Outra causa é o facto de glorificarmos pessoas que são famosas só por o serem, e não porque percebam “alguma coisa sobre alguma coisa”. Segundo o autor, “glorificamos pessoas estúpidas”. São pessoas que na televisão ou nas redes sociais comentam sobre tudo, apesar de não saberem nada: não são especialistas em coisa nenhuma, mas conseguem transmitir a sua ignorância aos outros.
Por último, ele aponta outra causa: “os poderes públicos”, que autorizaram licenciaturas e valorizam vigarices (atividades sem evidências científicas que são “vendidas” como ciência). Por isso, não é surpreendente que depois os cidadãos não consigam distinguir a ciência da pseudo-ciência.
Leiam o artigo completo de Pedro Coutinho, no jornal Público, aqui.
3 comentários
Caro Jonathan,
Concordo. Neste caso referia-me ao aumento do conhecimento que deveria contribuir para que se deixasse de acreditar em disparates, e a escola tem um papel decisivo. O artigo explica muito bem o problema, mas…parece-me que ninguem tem interesse em resolver. Como se costuma dizer…é deixar andar😀.
Cumprimentos
Caro Carlos,
Excelente artigo.
Pena que a maioria das pessoas em vez de estarem ler este artigo, estão nos Tik Tok’s e Instagram’s a ver imbecilidades.

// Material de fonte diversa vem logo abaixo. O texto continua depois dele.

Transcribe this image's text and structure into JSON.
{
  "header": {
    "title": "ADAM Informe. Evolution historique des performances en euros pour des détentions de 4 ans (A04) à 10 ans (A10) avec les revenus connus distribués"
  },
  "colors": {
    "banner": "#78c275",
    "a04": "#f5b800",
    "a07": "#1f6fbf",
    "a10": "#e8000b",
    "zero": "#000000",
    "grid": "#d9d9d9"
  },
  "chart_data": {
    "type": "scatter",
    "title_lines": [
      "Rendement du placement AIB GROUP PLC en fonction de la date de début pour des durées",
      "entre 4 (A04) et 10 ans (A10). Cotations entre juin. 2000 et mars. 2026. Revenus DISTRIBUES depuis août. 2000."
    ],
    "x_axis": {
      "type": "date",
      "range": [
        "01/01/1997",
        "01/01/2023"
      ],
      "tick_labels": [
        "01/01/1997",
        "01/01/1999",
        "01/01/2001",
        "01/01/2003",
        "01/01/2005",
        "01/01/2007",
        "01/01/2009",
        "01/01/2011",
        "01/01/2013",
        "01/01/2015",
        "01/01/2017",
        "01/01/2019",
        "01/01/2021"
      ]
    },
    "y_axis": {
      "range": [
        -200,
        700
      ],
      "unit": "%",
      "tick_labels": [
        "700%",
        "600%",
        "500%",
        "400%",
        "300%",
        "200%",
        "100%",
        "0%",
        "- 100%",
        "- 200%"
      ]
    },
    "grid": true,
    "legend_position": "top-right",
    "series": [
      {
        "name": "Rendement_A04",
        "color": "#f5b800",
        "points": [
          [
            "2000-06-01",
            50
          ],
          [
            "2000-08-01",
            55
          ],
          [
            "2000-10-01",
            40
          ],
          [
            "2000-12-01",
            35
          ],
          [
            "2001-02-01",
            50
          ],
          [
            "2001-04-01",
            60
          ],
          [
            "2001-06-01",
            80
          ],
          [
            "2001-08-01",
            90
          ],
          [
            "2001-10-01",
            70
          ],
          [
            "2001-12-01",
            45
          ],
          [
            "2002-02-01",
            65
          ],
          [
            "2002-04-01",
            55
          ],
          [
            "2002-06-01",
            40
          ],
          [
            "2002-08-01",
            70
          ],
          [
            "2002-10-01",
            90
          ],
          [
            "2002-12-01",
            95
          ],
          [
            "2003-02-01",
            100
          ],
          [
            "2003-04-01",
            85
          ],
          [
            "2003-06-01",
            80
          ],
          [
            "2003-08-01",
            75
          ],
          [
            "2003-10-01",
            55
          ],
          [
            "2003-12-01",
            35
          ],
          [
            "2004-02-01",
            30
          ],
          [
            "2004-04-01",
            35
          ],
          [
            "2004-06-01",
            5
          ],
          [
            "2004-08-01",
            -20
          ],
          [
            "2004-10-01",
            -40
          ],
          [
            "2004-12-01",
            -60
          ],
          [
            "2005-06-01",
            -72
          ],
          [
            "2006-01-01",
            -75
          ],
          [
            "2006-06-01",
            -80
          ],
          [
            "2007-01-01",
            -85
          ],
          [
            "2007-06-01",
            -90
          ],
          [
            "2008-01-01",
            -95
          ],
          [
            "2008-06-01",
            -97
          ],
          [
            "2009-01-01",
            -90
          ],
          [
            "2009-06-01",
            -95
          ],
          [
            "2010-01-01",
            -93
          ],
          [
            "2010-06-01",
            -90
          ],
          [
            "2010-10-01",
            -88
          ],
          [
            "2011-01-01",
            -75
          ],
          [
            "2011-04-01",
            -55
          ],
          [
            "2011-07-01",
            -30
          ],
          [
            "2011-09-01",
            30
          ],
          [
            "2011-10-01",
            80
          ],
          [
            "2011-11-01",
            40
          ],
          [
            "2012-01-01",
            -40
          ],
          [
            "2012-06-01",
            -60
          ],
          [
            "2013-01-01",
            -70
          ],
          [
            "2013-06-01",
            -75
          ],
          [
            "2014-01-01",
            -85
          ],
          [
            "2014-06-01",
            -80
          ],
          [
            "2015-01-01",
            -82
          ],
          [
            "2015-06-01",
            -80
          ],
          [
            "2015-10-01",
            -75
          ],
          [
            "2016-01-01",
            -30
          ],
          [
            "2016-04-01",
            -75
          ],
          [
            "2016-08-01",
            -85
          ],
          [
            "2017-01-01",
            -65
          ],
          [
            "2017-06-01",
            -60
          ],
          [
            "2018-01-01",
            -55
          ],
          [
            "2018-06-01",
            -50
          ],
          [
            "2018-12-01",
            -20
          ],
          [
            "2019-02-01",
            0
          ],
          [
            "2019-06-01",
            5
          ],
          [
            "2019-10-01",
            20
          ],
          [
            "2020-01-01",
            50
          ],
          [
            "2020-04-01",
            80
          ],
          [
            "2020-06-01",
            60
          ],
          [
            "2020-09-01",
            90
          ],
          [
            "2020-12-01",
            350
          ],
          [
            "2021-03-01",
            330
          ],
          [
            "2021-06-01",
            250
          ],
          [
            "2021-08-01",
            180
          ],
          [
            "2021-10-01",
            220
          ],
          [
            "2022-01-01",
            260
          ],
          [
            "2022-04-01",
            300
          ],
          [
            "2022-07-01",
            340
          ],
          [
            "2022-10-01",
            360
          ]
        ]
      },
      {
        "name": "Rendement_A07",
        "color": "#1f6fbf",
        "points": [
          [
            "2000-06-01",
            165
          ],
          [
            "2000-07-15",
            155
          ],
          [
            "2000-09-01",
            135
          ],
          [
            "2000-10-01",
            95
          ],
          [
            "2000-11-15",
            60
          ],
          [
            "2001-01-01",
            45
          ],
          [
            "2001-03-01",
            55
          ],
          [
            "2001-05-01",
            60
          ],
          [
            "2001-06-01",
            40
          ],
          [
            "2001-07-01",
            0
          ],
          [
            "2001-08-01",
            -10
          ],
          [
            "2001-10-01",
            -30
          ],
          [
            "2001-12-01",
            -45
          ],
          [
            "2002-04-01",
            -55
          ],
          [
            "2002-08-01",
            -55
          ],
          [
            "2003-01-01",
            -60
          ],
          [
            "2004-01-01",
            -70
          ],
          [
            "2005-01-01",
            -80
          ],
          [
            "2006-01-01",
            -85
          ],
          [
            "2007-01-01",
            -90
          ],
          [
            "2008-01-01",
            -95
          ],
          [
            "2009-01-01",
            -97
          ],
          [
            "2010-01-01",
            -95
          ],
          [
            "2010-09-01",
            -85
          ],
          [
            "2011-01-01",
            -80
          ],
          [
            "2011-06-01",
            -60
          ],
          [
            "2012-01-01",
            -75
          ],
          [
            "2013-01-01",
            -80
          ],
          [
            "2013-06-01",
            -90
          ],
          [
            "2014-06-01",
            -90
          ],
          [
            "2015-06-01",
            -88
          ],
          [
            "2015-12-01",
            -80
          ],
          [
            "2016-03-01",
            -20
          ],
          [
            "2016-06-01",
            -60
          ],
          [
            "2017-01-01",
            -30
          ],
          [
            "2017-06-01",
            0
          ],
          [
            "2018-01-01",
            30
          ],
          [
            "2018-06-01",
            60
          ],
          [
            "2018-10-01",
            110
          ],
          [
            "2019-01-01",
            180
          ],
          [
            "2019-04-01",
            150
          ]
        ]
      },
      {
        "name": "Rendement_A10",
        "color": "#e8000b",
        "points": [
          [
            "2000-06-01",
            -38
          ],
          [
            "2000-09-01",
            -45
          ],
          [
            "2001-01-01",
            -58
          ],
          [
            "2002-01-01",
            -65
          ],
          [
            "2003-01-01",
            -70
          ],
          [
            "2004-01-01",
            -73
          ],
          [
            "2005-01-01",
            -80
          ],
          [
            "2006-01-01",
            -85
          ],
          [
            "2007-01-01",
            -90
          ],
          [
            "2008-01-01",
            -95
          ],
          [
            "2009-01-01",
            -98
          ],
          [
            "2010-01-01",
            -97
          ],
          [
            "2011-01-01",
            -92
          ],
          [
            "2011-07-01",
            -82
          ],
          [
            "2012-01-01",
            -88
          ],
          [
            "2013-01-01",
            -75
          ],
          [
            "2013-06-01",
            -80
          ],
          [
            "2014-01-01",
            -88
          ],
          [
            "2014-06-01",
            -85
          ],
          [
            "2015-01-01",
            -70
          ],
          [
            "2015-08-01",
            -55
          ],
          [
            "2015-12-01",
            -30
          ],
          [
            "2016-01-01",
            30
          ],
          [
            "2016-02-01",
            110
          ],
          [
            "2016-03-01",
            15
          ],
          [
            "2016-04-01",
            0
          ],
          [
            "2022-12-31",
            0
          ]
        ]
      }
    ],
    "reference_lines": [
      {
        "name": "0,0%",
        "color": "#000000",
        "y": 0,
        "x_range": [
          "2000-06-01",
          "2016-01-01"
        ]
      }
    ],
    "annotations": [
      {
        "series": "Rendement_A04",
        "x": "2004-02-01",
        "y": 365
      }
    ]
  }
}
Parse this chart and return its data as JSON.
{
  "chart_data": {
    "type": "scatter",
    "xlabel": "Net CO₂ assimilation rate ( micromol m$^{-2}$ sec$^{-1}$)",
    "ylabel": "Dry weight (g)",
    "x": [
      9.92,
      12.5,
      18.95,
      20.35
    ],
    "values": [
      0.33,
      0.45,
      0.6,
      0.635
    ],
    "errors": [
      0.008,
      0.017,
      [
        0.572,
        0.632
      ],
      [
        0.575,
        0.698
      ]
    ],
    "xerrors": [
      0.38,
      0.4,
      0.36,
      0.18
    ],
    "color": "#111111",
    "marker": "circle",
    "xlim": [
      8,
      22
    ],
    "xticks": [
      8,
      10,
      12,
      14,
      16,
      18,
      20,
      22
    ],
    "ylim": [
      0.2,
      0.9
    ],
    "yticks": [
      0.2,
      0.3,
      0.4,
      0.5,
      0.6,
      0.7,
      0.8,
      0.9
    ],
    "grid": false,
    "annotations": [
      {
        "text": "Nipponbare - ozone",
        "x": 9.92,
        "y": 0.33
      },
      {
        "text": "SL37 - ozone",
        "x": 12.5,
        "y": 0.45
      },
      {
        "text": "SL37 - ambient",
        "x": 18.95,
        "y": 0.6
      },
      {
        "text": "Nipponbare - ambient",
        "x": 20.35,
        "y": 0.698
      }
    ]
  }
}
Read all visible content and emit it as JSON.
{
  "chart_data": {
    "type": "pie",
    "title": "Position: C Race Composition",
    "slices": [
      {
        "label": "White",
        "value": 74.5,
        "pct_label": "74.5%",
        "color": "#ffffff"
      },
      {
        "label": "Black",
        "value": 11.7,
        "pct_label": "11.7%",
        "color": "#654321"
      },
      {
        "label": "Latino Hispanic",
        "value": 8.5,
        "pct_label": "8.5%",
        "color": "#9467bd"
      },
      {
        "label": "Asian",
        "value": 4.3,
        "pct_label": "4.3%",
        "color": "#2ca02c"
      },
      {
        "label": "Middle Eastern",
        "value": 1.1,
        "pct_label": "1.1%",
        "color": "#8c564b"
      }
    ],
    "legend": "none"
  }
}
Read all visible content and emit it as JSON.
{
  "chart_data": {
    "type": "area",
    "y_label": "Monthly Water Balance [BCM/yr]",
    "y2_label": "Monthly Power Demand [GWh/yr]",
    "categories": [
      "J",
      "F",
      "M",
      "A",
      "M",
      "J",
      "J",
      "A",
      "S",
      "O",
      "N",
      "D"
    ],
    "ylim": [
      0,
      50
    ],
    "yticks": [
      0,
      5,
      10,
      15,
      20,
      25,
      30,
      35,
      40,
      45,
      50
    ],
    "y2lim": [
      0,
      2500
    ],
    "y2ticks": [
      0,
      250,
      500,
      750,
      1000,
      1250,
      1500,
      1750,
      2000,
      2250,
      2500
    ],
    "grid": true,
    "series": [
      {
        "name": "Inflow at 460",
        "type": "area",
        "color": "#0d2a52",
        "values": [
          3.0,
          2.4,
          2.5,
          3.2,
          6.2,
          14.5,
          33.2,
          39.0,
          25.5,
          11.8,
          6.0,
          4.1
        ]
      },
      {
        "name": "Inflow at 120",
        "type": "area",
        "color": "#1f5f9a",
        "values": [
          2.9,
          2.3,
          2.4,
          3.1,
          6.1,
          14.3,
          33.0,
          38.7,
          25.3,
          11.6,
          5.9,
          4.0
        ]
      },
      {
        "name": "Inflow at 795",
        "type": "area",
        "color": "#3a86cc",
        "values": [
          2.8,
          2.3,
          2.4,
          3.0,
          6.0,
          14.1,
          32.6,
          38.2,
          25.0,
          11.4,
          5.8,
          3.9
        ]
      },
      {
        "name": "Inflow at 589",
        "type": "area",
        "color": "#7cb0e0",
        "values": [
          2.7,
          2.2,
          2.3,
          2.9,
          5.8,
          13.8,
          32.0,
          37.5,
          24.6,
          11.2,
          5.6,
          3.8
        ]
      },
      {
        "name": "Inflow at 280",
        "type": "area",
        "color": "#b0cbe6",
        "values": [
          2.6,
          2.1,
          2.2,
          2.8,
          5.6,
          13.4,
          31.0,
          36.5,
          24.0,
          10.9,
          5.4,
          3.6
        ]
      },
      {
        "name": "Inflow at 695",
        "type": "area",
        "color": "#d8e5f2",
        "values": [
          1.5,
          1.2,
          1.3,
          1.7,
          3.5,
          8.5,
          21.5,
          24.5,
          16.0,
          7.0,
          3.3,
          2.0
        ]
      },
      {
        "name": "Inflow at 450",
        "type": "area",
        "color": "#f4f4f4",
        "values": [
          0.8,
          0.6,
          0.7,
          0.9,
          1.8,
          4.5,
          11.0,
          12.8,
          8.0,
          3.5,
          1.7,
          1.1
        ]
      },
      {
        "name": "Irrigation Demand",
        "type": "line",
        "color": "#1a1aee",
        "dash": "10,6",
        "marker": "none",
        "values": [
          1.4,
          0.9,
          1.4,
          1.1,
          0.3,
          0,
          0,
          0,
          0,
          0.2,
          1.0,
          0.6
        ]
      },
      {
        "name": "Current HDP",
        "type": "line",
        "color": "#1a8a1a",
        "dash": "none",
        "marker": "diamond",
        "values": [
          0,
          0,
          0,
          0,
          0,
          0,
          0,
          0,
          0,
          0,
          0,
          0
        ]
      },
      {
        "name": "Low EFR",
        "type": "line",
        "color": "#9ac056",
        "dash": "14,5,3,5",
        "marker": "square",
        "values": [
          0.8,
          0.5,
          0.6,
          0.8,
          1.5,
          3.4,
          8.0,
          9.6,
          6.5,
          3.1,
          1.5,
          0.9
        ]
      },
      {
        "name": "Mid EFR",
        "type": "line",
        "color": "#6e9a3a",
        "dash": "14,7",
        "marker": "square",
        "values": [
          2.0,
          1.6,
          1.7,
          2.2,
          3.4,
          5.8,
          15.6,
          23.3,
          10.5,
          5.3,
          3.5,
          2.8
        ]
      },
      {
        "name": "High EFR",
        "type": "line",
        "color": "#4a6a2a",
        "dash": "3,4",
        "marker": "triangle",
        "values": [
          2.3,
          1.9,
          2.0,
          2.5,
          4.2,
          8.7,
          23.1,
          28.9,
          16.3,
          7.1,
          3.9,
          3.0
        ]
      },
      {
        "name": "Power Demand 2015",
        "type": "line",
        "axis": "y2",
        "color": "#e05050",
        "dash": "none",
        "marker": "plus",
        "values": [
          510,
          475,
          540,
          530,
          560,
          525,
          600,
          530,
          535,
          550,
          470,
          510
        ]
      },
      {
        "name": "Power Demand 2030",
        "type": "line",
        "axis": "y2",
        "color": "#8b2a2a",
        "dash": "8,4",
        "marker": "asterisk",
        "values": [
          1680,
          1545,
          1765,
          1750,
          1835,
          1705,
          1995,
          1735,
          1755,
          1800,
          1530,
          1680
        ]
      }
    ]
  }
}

O que é curioso, é que há umas décadas atrás, pensava-se que com o aumento da educação/escolaridade a formação, o conhecimento e o pensamento crítico das pessoas iria aumentar, mas na verdade essa mesma escolaridade aumenta, mas a ignorância e estupidez também.
Dá que pensar.
Cumprimentos
Caro Ricardo, aumentar o tempo de permanência na escola não necessariamente melhora a cognição.